Tout au long du chantier, le projet architectural connut une lente maturation et trouva sa forme définitive grâce à Hardouin-Mansart.
Influencé par l’architecture ultramontaine, il s’inscrit néanmoins dans la grande tradition française des chapelles palatines et apparaît comme un manifeste de modernité.
En 1682, la Cour et le gouvernement s’installèrent à Versailles.
À cette occasion, une desserte permanente de la chapelle royale fut instituée.
Louis XIV la confia à une communauté de Pères de la Mission - appelés aussi Lazaristes - fils de saint Vincent de Paul, qui furent logés au château.
« L’édifice définitif du nouveau Versailles, lieu de prière désormais perpétuelle, devait combiner les caractères d’une fondation royale à ceux d’une chapelle palatine »
(Maral, Alexandre, « Le dernier grand chantier de Louis XIV », L’Estampille-L’Objet d’Art, Hors série no 50, avril 2010, p. 8-17)
Un projet inabouti : le dôme inspiré des Invalides
Le premier projet d’une chapelle de plan centré, au milieu de l’aile du Nord, fut formulé en 1679 et mis en chantier à la fin de l’année 1684.

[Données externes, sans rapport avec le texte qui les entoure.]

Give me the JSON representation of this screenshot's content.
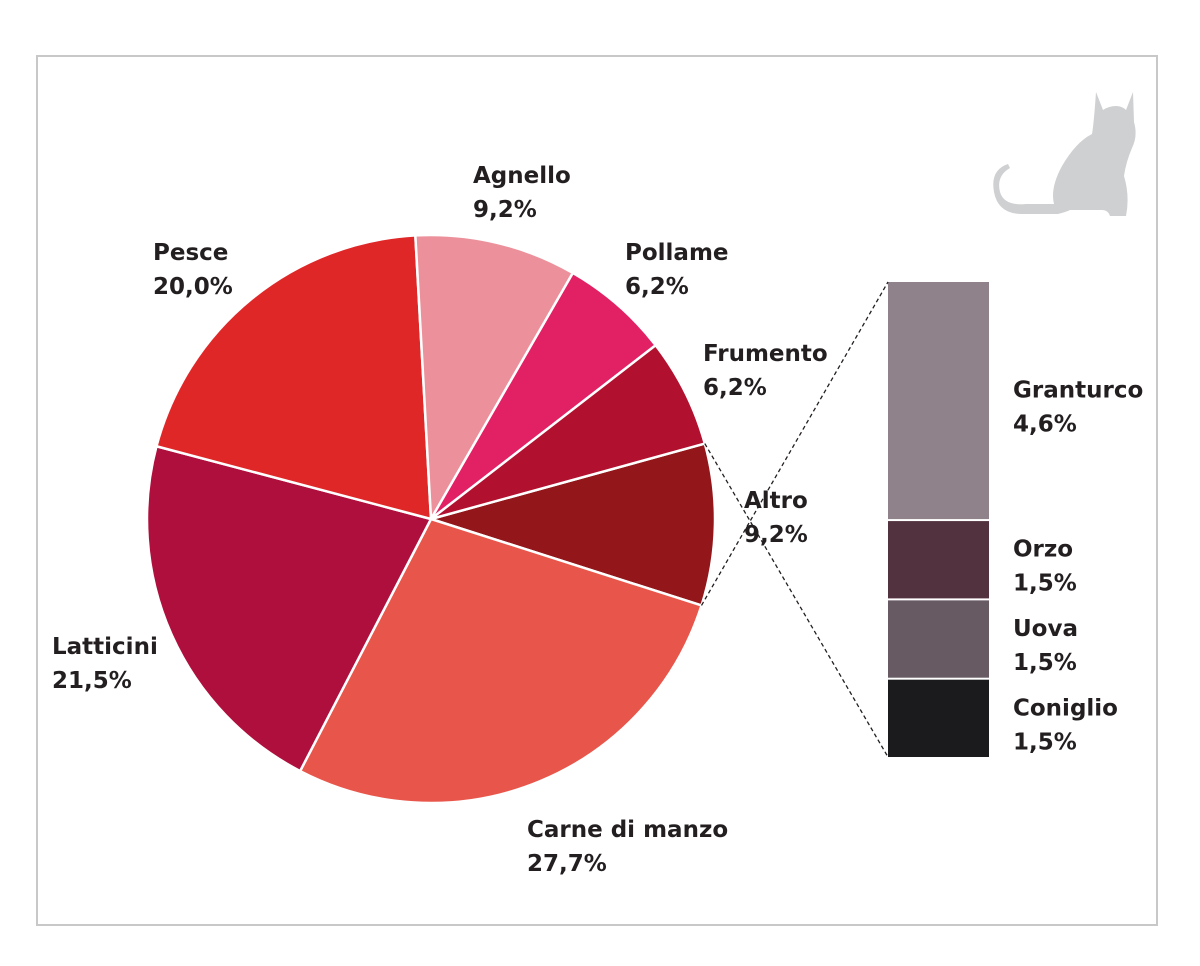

Il rappelait celui de François Mansart pour la rotonde funéraire des Bourbons dans la basilique Saint-Denis, mais plus encore le dôme des Invalides, autre fondation royale confiée aux Lazaristes.
- Citation :
« D’inspiration nettement ultramontaine, évoquant une fonction funéraire, le dôme versaillais constituait une innovation trop radicale pour être accepté. Ce morceau d’architecture autonome et d’une écrasante hauteur eût incontestablement perturbé l’équilibre du nouveau Versailles qui s’édifiait. Le chantier ne fut donc pas mené à terme, mais il devait toutefois laisser une trace dans la topographie du palais, le corps de logis séparant les deux cours de l’aile du Nord, d’une largeur inhabituelle, ayant été construit sur les fondations de cette chapelle »
Le péristyle de Mansart (1687-1689)
L’emplacement définitif de la chapelle fut trouvé en 1687
Le plan de l’édifice était barlong, avec un chevet initialement rectangulaire.
La chapelle comportait deux niveaux; au premier étage, une tribune réservée au roi, face à l'autel, bordait l’ensemble du vaisseau.
La chapelle était précédée de deux vestibules superposés, qui donnaient accès à l’aile nord.
La chapelle fut d’abord conçue pour ne pas excéder la hauteur des toitures du reste du palais. Mais dès janvier 1689, l’édifice était nettement plus élevé.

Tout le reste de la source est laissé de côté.